At the preceding stages of a claim, it is not possible for the press or others who are not party to the proceedings to obtain details of a Tribunal claim. This is because details of the claim are not published and the case management hearings held during the earlier stages of litigation to set directions for the progress of the claim are private. Typically, the only information available about a case in advance of the full public hearing is that published in the daily cause list. This is a list displayed in the reception area of each Tribunal office, which contains the names of the parties and the nature of the dispute (e.g. unfair dismissal, discrimination, etc) but no other details of the substance of the dispute. The same information is also emailed to a “press list” of subscribers each week, although it may be possible to request that this case is not mentioned on that list.

Once the final hearing starts, the position changes. Most final hearings in the Employment Tribunal are held in public, meaning that the press and members of the public are free to attend and listen to the evidence heard and judgments delivered. Certain preliminary hearings may also be public. High profile cases can attract a lot of publicity. Sometimes claimants will actively encourage this by inviting members of the press to attend the hearing.

A record of the judgment made in a public hearing will usually be published on the online public register, which is searchable by party name (follow this link to take a look: https://www.gov.uk/employment-tribunal-decisions). This means even if the public hearing is concluded without any press attention, a Google search (for example, by a prospective client, investor or job applicant) may return a copy of the judgment. If the employer was found liable (for example, of discriminating against an employee) or there are other unfavourable comments in the judgment (for example, if the credibility of the employer’s witnesses is called into question), this could have significant ongoing repercussions for the employer.

Can’t we apply for the matter to be kept private?

In exceptional cases, the press and public may be excluded from the final hearing or the Tribunal may impose restrictions on what can be reported about the case, but in most cases there will not be grounds to apply for such restrictions.

If we settle the case before a public hearing, will we avoid any public record of the claim?
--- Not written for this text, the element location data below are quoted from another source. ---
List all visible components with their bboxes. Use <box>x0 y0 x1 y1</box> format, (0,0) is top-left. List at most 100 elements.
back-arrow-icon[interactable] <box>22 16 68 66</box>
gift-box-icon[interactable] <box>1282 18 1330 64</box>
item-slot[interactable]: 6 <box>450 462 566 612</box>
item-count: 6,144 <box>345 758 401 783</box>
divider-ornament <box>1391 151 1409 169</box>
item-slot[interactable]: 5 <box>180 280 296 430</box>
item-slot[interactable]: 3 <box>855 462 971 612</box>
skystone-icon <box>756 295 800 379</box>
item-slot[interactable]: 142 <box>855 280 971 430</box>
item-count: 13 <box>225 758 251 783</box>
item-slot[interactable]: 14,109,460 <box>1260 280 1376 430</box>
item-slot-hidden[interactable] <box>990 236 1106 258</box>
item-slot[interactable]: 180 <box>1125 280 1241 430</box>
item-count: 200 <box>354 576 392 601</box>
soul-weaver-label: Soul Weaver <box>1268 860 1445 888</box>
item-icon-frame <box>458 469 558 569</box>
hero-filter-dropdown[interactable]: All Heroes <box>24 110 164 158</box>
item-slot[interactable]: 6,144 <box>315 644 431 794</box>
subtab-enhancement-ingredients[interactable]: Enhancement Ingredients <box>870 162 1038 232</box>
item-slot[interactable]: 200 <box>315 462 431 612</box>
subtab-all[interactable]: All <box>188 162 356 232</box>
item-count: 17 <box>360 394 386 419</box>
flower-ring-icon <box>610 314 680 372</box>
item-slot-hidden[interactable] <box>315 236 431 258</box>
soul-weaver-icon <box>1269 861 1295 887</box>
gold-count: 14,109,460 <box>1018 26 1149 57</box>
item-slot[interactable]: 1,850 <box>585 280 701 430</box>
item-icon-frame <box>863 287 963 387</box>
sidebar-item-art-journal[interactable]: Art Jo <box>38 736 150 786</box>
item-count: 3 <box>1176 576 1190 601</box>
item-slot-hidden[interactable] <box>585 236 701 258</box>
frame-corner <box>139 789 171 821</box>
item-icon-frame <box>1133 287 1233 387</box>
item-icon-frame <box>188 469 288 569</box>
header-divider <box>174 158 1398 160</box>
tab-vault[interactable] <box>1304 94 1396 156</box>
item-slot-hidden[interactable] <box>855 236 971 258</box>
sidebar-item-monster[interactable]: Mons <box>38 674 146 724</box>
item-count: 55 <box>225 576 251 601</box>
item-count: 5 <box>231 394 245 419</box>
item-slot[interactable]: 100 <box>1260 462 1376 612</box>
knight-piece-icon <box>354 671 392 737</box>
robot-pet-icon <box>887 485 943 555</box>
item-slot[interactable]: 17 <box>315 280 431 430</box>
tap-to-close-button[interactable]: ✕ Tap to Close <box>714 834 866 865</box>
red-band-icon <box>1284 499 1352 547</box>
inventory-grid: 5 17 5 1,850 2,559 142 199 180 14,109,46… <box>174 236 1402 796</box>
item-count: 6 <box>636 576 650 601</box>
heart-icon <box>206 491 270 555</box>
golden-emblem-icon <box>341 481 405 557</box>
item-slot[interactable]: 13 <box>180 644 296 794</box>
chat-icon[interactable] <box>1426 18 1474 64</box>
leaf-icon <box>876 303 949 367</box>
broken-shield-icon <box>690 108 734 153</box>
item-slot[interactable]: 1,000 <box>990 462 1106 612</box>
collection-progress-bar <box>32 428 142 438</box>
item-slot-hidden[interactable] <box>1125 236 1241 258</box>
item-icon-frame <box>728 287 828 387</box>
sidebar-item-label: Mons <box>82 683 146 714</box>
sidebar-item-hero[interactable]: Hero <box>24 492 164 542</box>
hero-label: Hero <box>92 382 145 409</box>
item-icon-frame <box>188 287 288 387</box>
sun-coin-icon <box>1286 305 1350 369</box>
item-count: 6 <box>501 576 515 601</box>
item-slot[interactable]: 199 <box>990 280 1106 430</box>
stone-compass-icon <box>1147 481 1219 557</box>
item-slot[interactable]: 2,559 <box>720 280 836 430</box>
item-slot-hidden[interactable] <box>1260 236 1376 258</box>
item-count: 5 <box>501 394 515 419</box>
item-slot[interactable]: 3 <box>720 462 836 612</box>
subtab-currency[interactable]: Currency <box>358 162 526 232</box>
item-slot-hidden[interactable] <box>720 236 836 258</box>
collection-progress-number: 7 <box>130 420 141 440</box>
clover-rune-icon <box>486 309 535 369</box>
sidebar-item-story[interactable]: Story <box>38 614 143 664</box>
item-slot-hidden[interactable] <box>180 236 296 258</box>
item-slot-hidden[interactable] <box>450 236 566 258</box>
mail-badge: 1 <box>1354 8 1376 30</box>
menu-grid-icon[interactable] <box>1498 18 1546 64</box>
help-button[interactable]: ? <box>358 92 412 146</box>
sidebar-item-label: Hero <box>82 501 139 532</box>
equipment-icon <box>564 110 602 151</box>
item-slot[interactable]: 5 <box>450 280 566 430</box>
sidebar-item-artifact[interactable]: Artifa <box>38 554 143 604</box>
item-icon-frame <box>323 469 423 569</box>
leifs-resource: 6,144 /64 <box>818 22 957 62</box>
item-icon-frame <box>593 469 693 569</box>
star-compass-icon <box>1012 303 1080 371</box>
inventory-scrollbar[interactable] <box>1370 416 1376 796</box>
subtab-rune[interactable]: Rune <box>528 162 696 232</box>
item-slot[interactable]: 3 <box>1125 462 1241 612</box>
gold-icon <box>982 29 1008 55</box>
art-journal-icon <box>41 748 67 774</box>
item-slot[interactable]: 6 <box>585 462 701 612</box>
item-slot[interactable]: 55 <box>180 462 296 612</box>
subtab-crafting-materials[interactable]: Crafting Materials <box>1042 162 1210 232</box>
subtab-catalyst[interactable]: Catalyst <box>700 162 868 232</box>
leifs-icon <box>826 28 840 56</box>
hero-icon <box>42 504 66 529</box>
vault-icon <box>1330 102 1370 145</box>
As mentioned above, in most cases the early stage hearings will be private and this gives employers an opportunity to settle cases before details are published (although the claimant could seek to generate their own publicity, either in the traditional media or via social media).

As part of any settlement, the claimant will be required to withdraw their claim and the Tribunal will usually issue a one-line judgment dismissing the claim on withdrawal. Although this judgment will be published on the public register, no details of the case will be set out in the judgment so the scope for reputational damage is minimal. The judgment will simply disclose that a claim against the employer was dismissed following withdrawal, with no further details.

What is the bottom line?

In most cases, there will be an opportunity to settle an Employment Tribunal claim without details of the claim becoming public. However, as most cases will involve at least one preliminary hearing, employers need to be alert to the risk that the details of any hearing (even those listed as private hearings) could subsequently become public. Experienced employment lawyers will be able to guide employers through this process and help manage the risks of reputational damage inherent in all litigation.